It’s been nearly six years since the Spanair plane accident, where 154 people died. But why has the nightmare continued for those who survived?
Madrid airport is one of the most important in Europe and welcomes more than 100,000 passengers per day. On the 20th of August 2008, sixty-two of those daily passengers would board a Spanair plane to Gran Canaria. But what should have been a routine flight would turn into one of the worst plane accidents in Spanish history.
The catastrophe highlighted the airlines negligent behaviour and called attention upon the ineptitude of those involved in maintaining safety regulations. It also put into serious doubt the care and attendance of victims and their families after the catastrophe. 154 passengers — out of 172 people on board — died and 18 survived with serious physical and emotional scars.
A survivor vs a giant
Those affected by this tragedy have been living a nightmare, made even worse by Mapfre, one of Spain’s leading insurance companies, refusing to pay out compensations nearly six years after the accident. Rafael Vidal — one of the eighteen survivors — initiated on the 24th of February 2014 a petition on ‘Change.org’ to demand that the multinational company must settle compensation for survivors and victims’ relatives.
“For six years we’ve been trying to end this chapter of our lives and move on”, states Vidal in his petition. After undergoing fifteen surgical operations, all of them paid by himself with the aid of loans, the young telecommunications engineer is forced to wear a metal support frame permanently attached to his left leg. “What I want to claim is the right to a trial, and to have a judge decide whether I’m entitled to what I’m demanding or the unacceptable offer from Mapfre” said Vidal in March during a televised interview.
The victims association: searching for change
Two months after the tragedy, the first and only association of aircraft accidents was born in Spain: ‘La Asociación de Afectados del Vuelo JK5022‘ (The Association of those Affected by Flight JK5022). Currently it has more than one thousand members, eighty of them related directly with a victim or survivor of the accident. Together they claim for necessary changes in the Spanish system to ensure that similar tragedies never happen again.
One of the people traumatised by that fateful day was Pilar Vera Palmés, now President of the Association and aunt of one of the deceased passengers. She accepted an interview request to discuss the conflict with Mapfre last March: “This battle is, firstly in name of the Association, but also in the name of all passengers that use air transportation” said Pilar, referring to Rafael Vidal’s initiative on ‘Change.org’. According to a statement released by Mapfre in its shareholders meeting on March 14th 2014, the company has paid compensation to 60% of all victims. However Pilar denies this, claiming she is only aware of thirty-eight cases of closed agreements.

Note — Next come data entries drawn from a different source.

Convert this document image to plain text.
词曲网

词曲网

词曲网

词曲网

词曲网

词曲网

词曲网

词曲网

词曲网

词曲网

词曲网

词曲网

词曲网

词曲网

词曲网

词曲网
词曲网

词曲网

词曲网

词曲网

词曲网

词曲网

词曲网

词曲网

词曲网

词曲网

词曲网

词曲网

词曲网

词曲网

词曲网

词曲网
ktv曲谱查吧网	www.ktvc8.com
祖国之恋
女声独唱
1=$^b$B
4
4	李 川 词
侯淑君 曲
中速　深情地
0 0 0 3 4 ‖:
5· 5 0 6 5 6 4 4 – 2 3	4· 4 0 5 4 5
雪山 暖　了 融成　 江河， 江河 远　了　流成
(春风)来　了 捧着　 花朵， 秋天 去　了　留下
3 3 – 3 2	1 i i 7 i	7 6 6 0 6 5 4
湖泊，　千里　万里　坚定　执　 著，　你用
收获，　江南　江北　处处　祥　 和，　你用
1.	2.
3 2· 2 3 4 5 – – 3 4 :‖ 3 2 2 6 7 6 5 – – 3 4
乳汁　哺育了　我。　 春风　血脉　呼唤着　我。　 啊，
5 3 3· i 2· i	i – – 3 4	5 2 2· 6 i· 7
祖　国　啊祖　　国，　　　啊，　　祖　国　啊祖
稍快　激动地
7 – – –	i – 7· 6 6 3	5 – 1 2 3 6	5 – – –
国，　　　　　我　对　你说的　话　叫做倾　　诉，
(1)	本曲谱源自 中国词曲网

Survivors and relatives of the victims continue to live a nightmare that is not only limited to the struggle with Mapfre but also goes back to the first reports of the investigation into the causes of the accident. On the 29th of July 2011 the Commission of Investigation of Accidents and Incidents of Civil Aviation (CIAIAC), under the supervision of the Spanish Ministry of Development, made public its final report naming the pilots as the main culprits. However, according to Spanish aviation professionals and the Association itself, this report only hides the truth. On the 20th of August the plane didn’t have all its permissions approved, they had been granted an extension of one month without a proper inspection.
The actual causes of the crash are much much more complicated and in order to explain them fully, the Association launched in 2012 the documentary: ‘JK5022; Una Cadena de Errores’ (JK5022; A Chain of Errors). Pilar claims that “Here in Spain the documentary has been silenced”.
This lack of justice has recently led them to seek help in Strasbourg, filing a lawsuit before the European Court of Human Rights denouncing violations committed by Spanish jurisdiction. “We want to express our desolation as Spanish citizens having to go out of our country to seek the justice that has been denied to us”, the last sentence of the document reads.
“If Rafael wins, we all win”
Within two weeks Rafael Vidal had 150,000 signatures supporting his petition on ‘Change.org’. Now he has nearly 170,000 which again proves how outraged many Spanish citizens are with Mapfre.
All the survivors, like Vidal, suffered serious physical injuries and emotional scars. One of the most dramatic cases was of a woman that is now in a wheelchair and, according to Pilar, “agreed a personal deal with Mapfre”. However, Rafael’s struggle is unique because of his involvement in all the Association’s activities and his active fight for justice. “This tragedy has taken away the best years of his life, and it is because not even the doctors have given him a solution. A few years ago, he was told that the only option he had was to lose his leg”.
But the nightmare that all the affected people have gone through has reunified them to fight and claim for rectifying the mistakes that were made. Their strength — as a result of the pain and injustice committed by the Spanish system — has made them a powerful community that seeks justice for the 172 people on board flight JK5022 and also an improvement of air transportation. In the words of the Association’s president: “If Rafael loses, he loses it alone, but if he wins he wins it for all of us “.